Why Passwords and Passkeys Fall Short
Understanding the limitations of traditional authentication methods
Passwords and passkeys have served as the foundation of online authentication for decades, but they face significant limitations in modern security environments. Both rely on persistent credentials: a secret that must be stored, synchronized across devices, and recoverable in case of loss. This reliance introduces multiple risks that are increasingly difficult to mitigate.

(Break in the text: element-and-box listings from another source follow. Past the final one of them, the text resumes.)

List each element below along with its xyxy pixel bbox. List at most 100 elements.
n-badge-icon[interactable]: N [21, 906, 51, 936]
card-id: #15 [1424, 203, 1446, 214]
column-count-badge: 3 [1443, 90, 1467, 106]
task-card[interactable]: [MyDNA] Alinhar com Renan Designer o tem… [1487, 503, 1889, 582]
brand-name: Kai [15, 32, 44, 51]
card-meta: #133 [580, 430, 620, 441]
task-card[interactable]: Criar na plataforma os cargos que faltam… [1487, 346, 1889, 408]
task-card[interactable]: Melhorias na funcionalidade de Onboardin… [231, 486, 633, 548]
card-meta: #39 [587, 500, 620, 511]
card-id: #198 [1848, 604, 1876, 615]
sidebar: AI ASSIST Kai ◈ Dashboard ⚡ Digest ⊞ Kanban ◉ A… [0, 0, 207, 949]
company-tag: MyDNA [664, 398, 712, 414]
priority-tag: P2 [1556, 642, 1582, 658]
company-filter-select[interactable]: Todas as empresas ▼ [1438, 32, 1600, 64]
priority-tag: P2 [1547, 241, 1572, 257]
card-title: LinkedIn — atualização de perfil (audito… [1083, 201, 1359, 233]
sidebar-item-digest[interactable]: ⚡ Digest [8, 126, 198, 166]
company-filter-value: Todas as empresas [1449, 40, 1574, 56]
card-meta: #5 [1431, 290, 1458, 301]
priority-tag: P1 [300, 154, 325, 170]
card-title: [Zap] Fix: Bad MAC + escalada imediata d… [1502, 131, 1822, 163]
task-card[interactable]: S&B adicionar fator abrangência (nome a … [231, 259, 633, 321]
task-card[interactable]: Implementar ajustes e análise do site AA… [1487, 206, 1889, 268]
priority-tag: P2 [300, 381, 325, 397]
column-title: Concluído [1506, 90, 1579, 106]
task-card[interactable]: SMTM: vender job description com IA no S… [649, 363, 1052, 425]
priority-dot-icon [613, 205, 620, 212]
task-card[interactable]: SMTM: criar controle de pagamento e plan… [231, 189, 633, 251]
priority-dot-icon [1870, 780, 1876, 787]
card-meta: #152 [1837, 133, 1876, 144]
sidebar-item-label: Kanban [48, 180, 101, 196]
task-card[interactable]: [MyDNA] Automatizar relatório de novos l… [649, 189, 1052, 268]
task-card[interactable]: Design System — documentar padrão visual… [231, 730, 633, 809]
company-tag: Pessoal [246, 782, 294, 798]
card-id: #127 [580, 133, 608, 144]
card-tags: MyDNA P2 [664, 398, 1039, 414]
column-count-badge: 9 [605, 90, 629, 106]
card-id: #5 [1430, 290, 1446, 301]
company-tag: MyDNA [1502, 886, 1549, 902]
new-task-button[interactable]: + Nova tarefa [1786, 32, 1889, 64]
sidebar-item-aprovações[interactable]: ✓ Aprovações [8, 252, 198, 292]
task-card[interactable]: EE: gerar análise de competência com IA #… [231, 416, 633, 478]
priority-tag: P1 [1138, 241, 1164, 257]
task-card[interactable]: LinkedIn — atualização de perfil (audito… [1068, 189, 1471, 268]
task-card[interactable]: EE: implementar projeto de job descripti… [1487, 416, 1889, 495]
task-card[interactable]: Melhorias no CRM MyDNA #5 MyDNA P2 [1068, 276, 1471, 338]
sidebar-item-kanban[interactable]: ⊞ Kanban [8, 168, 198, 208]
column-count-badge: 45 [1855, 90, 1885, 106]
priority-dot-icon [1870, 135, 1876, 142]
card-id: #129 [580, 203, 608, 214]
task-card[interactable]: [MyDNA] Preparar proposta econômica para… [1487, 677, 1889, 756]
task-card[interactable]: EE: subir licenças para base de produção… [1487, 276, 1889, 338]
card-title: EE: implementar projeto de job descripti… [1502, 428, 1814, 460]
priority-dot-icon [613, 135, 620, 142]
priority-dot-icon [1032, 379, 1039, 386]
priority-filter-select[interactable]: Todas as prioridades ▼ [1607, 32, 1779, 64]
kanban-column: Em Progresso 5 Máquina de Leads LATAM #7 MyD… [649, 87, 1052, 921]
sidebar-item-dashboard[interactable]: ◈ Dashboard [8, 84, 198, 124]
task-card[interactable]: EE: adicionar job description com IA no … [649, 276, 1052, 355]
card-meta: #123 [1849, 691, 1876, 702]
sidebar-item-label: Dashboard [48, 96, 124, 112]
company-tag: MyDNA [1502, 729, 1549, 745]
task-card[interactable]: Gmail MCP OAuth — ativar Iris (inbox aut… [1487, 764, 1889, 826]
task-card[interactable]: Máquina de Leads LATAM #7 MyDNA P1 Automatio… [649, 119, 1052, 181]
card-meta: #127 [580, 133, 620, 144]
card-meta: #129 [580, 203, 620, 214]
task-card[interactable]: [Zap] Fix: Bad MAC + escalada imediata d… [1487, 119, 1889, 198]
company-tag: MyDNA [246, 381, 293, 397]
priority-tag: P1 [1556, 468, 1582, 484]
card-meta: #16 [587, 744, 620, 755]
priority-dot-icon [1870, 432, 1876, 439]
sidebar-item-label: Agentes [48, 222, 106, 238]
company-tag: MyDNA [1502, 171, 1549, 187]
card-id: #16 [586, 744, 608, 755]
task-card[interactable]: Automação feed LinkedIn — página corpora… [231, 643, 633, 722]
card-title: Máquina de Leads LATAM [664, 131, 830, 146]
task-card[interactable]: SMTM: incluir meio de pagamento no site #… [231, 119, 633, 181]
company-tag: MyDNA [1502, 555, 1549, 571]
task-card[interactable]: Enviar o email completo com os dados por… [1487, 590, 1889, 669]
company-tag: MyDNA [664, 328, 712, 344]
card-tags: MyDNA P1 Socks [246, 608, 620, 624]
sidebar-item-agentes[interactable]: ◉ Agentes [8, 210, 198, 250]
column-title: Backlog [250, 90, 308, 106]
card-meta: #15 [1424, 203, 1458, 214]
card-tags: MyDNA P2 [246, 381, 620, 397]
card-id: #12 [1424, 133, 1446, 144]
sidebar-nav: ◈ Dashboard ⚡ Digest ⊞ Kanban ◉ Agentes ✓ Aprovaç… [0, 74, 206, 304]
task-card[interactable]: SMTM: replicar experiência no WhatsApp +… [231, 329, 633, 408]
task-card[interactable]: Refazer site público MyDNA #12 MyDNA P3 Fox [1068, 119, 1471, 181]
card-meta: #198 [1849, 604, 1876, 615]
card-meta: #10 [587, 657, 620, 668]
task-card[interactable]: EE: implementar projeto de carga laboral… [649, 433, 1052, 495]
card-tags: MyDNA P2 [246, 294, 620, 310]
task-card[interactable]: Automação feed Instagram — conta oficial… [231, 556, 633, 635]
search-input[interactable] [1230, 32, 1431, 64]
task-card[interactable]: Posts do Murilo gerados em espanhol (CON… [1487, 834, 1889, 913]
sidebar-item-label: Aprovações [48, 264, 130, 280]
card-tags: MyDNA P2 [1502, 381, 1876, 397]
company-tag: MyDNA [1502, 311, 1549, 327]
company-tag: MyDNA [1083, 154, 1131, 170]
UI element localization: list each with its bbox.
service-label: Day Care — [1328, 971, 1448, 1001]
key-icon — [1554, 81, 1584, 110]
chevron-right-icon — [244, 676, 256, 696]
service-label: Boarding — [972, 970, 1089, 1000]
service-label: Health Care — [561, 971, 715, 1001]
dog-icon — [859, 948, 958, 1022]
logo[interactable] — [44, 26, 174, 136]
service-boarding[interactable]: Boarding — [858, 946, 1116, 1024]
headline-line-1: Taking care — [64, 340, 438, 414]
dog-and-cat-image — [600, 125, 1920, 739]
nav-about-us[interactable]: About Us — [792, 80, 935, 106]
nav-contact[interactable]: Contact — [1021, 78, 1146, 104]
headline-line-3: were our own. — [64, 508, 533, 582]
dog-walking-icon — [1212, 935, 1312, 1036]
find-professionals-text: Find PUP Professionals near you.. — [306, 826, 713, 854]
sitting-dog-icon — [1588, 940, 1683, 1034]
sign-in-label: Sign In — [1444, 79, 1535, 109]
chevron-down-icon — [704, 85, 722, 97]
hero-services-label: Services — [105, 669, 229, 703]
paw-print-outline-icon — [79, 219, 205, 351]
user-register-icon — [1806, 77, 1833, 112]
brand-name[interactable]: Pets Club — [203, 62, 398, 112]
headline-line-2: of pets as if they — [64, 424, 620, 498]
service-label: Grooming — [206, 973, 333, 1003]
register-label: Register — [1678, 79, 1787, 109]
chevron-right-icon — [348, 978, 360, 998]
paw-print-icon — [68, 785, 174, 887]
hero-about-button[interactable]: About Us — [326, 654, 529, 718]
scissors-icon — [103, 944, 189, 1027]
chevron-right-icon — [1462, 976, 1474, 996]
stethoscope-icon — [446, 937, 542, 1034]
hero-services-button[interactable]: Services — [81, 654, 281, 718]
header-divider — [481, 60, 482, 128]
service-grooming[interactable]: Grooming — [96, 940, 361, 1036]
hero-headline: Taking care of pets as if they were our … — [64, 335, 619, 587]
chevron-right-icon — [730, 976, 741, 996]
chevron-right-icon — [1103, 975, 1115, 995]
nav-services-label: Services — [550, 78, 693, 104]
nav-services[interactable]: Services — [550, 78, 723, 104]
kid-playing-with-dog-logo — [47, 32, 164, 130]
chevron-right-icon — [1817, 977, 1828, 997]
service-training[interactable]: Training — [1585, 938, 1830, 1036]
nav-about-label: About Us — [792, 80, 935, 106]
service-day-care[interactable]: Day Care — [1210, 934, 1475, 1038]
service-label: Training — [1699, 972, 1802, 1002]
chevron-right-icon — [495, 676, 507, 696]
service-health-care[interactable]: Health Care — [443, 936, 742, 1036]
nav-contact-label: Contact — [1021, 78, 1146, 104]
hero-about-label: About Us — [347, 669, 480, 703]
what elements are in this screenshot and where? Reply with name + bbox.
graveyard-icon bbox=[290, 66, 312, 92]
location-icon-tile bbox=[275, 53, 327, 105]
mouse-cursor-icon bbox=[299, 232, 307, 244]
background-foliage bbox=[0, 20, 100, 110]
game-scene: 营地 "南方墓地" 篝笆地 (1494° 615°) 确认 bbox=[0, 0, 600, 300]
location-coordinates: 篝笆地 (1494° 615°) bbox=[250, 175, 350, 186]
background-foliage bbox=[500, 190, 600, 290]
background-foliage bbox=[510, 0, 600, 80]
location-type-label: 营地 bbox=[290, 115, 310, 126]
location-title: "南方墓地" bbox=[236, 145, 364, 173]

Risk of Credential Syncing
One key concern is the risk of credential syncing. Passkeys often depend on cloud-based backup or sync mechanisms to provide cross-device functionality. While convenient, this approach expands the attack surface. A compromise of a cloud account or misconfiguration in the sync service can expose credentials across all connected devices. Enterprises often lack visibility into how credentials are replicated or restored, making centralized management challenging.
Recovery and Portability Vulnerabilities
Recovery and portability present additional vulnerabilities. Migrating credentials between devices or restoring access often requires fallback mechanisms, such as email-based recovery or temporary exports. These flows, while necessary for usability, introduce predictable attack vectors that adversaries exploit in account takeover attacks.
Shared Device Environments
Persistent credentials also present problems in shared-device environments. Devices accessed by multiple users, such as corporate workstations, kiosks, or family computers, are susceptible to accidental or intentional misuse of stored credentials. Even with operating system-level account separation, cached sessions, browser autofill, and local profiles can inadvertently expose authentication material.
Quantum Computing Threats
Looking further ahead, quantum computing presents new threats. While passkeys are less susceptible to phishing and replay attacks today, the public-key material they rely on can be harvested and decrypted by future quantum machines. This creates the potential for "harvest now, decrypt later" attacks.
How Hawcx Addresses These Limitations
Hawcx addresses these limitations by eliminating the reliance on transferable, persistent credentials. Authentication becomes device-bound, using short-lived zero-knowledge proofs that never leave the user's device. This approach removes sync and export risks, reduces exposure in shared-device scenarios, and mitigates potential quantum vulnerabilities. The result is a security model designed for modern threat environments without compromising usability.